Step 3, Human review. Before any molecule’s evidence summary is published, a human reviewer checks the studies assigned to it, spot-checks the grade against the source record, and confirms the summary represents the full body of literature, not only the most favorable study.
The goal is simple: the peptide evidence level you see next to a study should be defensible if you open the source link yourself.

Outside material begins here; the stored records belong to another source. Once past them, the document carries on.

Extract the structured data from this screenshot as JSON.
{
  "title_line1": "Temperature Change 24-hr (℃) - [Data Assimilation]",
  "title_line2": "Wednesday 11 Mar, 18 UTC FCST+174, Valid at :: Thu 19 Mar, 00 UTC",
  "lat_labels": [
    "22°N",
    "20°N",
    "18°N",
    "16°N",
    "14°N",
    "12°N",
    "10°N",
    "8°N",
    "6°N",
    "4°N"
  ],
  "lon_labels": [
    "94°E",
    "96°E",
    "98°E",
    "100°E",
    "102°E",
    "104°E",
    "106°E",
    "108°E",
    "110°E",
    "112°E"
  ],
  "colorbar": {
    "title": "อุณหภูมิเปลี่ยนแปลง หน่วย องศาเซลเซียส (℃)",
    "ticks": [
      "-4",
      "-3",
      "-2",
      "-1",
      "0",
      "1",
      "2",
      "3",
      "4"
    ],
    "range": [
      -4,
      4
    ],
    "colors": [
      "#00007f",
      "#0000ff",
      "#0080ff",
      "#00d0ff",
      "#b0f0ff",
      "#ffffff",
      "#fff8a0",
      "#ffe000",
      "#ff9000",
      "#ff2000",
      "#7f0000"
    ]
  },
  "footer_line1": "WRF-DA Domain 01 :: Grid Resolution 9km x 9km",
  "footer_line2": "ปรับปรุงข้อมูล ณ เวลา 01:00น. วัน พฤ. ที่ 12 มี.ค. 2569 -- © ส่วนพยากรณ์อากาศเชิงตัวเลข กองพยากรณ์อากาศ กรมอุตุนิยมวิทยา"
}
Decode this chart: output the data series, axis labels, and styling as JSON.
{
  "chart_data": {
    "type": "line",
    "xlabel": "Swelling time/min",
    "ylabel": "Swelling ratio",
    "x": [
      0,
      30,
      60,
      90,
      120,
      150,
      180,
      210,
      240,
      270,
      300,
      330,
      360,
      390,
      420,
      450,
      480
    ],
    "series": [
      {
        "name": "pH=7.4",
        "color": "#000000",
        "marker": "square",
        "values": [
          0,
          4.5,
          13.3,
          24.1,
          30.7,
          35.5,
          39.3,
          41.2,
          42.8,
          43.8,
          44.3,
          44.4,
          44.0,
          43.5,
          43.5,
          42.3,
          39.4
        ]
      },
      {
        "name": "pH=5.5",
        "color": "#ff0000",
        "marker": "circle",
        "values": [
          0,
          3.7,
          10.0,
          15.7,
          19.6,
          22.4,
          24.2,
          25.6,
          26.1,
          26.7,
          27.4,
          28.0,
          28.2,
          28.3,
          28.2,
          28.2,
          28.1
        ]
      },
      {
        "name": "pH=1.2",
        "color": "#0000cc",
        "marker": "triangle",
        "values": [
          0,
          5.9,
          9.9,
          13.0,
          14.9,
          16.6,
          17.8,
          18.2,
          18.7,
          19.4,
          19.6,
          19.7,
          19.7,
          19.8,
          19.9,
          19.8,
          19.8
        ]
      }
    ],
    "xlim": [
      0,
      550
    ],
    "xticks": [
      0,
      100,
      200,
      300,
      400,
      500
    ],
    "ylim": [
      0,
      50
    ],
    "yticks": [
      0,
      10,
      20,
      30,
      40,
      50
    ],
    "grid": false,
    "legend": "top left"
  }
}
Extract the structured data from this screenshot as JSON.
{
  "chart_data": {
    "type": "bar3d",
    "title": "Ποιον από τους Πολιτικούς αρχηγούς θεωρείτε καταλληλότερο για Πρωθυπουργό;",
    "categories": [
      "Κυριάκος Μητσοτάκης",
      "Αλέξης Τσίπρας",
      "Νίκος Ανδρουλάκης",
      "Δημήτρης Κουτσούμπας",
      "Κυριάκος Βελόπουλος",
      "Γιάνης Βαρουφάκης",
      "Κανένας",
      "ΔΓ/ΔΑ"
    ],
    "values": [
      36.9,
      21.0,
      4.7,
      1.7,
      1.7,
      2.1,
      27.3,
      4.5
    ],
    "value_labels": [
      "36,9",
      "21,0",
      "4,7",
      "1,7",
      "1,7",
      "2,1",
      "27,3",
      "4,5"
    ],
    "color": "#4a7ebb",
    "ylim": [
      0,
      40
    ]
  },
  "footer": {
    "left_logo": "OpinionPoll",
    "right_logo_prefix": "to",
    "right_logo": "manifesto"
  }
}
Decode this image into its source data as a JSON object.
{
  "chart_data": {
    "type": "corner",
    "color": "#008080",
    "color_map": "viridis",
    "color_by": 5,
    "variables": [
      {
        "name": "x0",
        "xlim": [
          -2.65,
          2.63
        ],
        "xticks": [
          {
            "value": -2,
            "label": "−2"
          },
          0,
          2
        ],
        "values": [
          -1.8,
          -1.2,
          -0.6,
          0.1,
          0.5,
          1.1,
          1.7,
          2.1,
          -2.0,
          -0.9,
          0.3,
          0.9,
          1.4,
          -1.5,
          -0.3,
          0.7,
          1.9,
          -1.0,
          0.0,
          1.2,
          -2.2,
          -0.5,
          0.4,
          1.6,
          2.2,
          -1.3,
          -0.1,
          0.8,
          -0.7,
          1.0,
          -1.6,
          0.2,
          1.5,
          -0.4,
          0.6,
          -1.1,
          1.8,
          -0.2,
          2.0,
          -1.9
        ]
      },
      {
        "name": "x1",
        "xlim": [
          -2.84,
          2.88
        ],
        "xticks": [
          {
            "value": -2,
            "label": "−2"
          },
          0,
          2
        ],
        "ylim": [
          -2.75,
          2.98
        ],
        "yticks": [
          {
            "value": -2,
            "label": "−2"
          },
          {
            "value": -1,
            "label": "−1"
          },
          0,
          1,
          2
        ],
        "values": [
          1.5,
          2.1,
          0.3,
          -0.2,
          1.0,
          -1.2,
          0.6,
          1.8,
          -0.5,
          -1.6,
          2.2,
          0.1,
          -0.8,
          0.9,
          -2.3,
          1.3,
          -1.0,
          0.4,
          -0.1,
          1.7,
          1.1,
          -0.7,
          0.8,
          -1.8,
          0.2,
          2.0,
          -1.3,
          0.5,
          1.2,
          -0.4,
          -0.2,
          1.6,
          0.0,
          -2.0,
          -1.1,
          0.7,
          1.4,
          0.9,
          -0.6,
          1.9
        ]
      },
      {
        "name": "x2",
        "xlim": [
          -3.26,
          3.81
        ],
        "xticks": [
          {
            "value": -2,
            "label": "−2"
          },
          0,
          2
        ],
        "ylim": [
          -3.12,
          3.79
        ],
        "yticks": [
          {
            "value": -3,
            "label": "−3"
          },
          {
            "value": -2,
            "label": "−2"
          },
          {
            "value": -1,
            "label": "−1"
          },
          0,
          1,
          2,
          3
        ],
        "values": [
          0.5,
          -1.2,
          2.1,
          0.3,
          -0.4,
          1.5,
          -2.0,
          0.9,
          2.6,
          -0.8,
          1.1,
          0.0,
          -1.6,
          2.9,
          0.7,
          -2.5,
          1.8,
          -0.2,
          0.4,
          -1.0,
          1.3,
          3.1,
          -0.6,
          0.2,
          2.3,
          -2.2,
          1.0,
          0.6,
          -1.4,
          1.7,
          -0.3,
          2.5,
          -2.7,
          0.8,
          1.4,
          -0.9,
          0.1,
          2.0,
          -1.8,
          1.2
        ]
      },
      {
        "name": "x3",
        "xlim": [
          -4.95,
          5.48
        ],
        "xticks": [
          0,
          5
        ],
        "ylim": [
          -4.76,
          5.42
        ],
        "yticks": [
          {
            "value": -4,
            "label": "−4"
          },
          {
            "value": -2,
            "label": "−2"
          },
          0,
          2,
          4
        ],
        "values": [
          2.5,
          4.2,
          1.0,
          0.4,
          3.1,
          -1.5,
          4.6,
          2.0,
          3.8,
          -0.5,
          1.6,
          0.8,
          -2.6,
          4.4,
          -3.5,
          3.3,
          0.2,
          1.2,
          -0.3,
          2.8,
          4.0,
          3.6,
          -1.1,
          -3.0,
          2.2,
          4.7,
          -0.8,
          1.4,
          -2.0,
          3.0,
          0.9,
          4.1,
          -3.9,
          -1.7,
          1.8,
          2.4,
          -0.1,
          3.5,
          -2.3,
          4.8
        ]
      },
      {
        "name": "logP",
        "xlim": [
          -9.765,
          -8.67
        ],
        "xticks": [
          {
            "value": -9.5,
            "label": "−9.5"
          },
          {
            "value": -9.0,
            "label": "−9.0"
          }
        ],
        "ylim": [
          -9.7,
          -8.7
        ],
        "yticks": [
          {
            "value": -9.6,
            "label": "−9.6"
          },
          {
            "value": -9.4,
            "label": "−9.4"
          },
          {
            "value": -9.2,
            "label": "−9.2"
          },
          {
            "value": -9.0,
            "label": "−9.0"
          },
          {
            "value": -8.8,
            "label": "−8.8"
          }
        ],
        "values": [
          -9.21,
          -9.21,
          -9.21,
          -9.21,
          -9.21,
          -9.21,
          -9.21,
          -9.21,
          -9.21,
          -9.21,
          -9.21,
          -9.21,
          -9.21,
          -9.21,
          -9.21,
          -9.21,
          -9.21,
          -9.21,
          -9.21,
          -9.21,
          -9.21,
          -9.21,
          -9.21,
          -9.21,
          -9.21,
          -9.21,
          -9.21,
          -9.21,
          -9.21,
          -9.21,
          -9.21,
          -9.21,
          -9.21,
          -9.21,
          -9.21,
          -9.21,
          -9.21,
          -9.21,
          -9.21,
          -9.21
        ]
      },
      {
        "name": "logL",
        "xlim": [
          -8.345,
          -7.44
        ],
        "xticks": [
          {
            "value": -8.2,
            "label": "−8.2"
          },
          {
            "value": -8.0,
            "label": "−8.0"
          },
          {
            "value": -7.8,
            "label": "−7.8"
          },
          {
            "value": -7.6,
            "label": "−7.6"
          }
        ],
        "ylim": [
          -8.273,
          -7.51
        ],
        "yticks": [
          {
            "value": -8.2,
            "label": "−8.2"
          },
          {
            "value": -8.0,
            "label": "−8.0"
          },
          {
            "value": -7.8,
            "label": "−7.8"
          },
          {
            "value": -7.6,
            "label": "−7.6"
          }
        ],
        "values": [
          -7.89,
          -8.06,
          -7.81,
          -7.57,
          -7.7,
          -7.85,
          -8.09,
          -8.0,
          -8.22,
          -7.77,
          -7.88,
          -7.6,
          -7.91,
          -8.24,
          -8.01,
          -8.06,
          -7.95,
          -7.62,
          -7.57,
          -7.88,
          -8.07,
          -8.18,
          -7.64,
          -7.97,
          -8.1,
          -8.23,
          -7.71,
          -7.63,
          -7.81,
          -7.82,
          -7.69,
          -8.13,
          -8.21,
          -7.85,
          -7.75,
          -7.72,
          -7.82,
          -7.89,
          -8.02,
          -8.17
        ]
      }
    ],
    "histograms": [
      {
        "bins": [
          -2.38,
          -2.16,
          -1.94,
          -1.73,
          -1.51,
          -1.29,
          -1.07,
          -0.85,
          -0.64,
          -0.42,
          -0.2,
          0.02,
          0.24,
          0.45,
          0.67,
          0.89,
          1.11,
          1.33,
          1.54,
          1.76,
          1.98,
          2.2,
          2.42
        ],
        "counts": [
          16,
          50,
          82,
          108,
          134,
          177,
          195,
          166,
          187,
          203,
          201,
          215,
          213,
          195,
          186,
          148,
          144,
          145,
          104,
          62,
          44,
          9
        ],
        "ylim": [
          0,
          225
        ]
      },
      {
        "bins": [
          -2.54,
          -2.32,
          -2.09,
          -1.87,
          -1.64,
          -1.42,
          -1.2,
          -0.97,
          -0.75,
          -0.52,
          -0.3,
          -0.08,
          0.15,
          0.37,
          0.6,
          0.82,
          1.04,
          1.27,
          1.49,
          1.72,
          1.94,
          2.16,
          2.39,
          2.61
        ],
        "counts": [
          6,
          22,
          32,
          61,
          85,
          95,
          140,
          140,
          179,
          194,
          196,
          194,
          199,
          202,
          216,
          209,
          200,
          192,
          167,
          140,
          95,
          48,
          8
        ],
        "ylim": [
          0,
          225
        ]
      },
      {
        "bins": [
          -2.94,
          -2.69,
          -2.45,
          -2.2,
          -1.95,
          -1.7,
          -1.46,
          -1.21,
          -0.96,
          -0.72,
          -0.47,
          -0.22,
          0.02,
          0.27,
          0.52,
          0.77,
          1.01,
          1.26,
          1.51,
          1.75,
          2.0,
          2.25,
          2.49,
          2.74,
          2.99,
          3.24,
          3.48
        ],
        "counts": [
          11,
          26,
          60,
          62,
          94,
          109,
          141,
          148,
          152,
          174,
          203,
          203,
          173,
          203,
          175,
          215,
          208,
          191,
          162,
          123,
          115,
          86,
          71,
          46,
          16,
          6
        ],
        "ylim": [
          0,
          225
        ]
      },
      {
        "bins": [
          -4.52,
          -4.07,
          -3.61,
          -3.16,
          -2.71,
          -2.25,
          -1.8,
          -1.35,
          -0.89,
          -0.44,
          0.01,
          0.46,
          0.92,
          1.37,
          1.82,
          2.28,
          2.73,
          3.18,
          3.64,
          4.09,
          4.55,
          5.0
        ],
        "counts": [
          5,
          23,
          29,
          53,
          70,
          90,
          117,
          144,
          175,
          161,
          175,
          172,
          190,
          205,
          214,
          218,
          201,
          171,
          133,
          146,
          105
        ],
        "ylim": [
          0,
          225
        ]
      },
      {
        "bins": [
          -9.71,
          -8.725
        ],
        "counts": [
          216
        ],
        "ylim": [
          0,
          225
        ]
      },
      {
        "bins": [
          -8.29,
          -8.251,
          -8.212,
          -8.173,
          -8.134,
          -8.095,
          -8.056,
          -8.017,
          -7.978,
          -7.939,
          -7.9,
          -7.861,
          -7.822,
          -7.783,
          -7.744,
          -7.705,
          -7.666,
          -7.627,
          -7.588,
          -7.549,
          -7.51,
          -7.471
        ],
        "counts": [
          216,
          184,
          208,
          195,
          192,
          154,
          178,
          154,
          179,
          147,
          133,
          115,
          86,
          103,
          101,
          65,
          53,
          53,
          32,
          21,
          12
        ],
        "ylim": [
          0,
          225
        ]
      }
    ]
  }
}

What we do not grade as evidence
Forum posts, vendor-sponsored white papers, anecdotal testimonials, and unpublished protocols are not assigned a grade. They may appear in a context note explaining what self-experimenters report, but they are clearly separated from the graded research record. The same applies to citations of citations, if the closest source is a blog that paraphrases a paper, we link the paper, not the blog.
See it in practice
The clearest way to see these grades working is on a head-to-head comparison, where two peptides with different evidence profiles are placed side by side. BPC-157 vs TB-500 shows both evidence levels and legal status for each compound.
Legal status is related to evidence but separate. A peptide can have strong animal evidence and still be an unapproved drug in every major jurisdiction. For the regulatory side of this question, see is BPC-157 legal?.
Research information only, not medical advice.
Frequently asked questions
- What are the evidence levels?
- Six: human-rct, human-trial, review, animal, in-vitro, and unknown. Each study is labelled by its strongest design.
- Where does the data come from?
- Primary databases: PubMed, Europe PMC and ClinicalTrials.gov for research and trials, and the Federal Register, EMA and WADA for regulatory status.
- Do you use AI to grade studies?
- Only for records the structured-field rules cannot resolve, and a human reviews every molecule's summary before publication.